The Lucas approach was also adopted by workers at Ernest Scraggs, a Manchester textile machinery manufacturer, faced with the threat of an immediate plant shutdown. Proposals included health and safety equipment (e.g. humidity and dust control apparatus) for the textile industry, as well as expansion into the field of machine tools. Trade unions at the Dunlop plant at Speke, Liverpool suggested it should switch production to a new type of bicycle, which could provide employment for more than a thousand people.

Other workers’ plans also emphasised renewable and environmentally friendly technologies. Workers Power: A socialist report on the power plant and energy industries, produced by AUEW-TASS union at Trafford Park, Manchester and the Conference of Socialist Economists (1977) advocated wave, wind and nuclear power. It noted: “In the Severn Estuary, with its 40ft tidal range, Britain has one of the world’s best sites for tidal power. An 80ft high dam or barrage across the estuary could produce 10,000MW of electrical energy. Once built, this barrage would supply this energy almost free of charge. With no fuel costs to meet, the only major cost would be the maintenance and overseeing of the equipment.”

Even the Labour Party issued a document, Sense about defence: the report of the Labour Party Defence Study Group (1977) which contained proposals for ecologically and socially useful production.

These workers’ plans indicated the ecologically progressive direction of many socialists and trade unionists in the 1970s. Had a fraction of these ideas been implemented, the fight against climate change would have been considerably more advanced today than it is. The plans were snuffed out by the employers’ offensive and the wave of austerity imposed by the Tories after Thatcher become prime minister in 1979. However they indicate the potential power of a militant working class movement to relate constructively to pressing ecological issues.

Of course there were weaknesses and limits to the plans. The following comments were written by Colin Foster, in 'Lucas: What’s missing in the workers’ plan', Workers' Action, 118, 30 September 1978 and illustrate the limits of the approach (Workers’ Action was produced by the forerunners of the AWL):

“What is missing from the shop stewards’ Alternative Plan is a strategy to enforce the 'right to useful work' which it argues for.

“The Plan has shown the tremendous creative power that lies in the hands of the working class, equipped with modern science and technology.

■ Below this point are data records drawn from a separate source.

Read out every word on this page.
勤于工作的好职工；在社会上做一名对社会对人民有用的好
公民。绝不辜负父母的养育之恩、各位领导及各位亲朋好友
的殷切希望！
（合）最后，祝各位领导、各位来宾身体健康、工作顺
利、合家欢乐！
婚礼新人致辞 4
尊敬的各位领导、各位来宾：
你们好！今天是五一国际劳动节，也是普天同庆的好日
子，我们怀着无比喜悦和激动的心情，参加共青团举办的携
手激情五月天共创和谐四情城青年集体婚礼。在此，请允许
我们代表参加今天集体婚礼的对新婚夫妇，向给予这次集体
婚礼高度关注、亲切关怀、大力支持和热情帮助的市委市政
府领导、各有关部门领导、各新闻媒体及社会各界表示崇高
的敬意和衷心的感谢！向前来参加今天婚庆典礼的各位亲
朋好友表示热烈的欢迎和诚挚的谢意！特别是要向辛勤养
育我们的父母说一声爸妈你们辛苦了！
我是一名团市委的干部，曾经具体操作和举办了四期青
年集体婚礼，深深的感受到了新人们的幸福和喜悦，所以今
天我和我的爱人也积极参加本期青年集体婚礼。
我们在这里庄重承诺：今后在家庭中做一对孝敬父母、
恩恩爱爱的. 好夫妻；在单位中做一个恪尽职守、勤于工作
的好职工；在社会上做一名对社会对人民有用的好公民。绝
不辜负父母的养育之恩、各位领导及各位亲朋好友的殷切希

“They do not even call for the nationalisation of Lucas Aerospace.

“Lacking a clear class struggle strategy, the Plan tends to fall into appeals to general, classless, anonymous 'social responsibility' and 'social auditing'.

“To give real bite to the radical working class aspirations expressed in the Alternative Plan, it has to be linked to the question of power... To carry forward the struggle for that power, the Lucas Aerospace workers must demand the nationalisation without compensation of the firm, forcing the state to finance it whether it is profitable or not, and the right of workers’ control over production, manning, job organisation and training.

“It is indeed a political question. The struggle for this workers’ control can be begun now, without 'waiting for the revolution' – but a serious victory would mean a major breach in capitalist power, which could not be sustained in a stable way without overthrowing the bosses’ state power altogether.

“The time spent on working out the technical details of the Alternative Plan projects needs to be spent on developing the rank and file organisation of Lucas Aerospace.”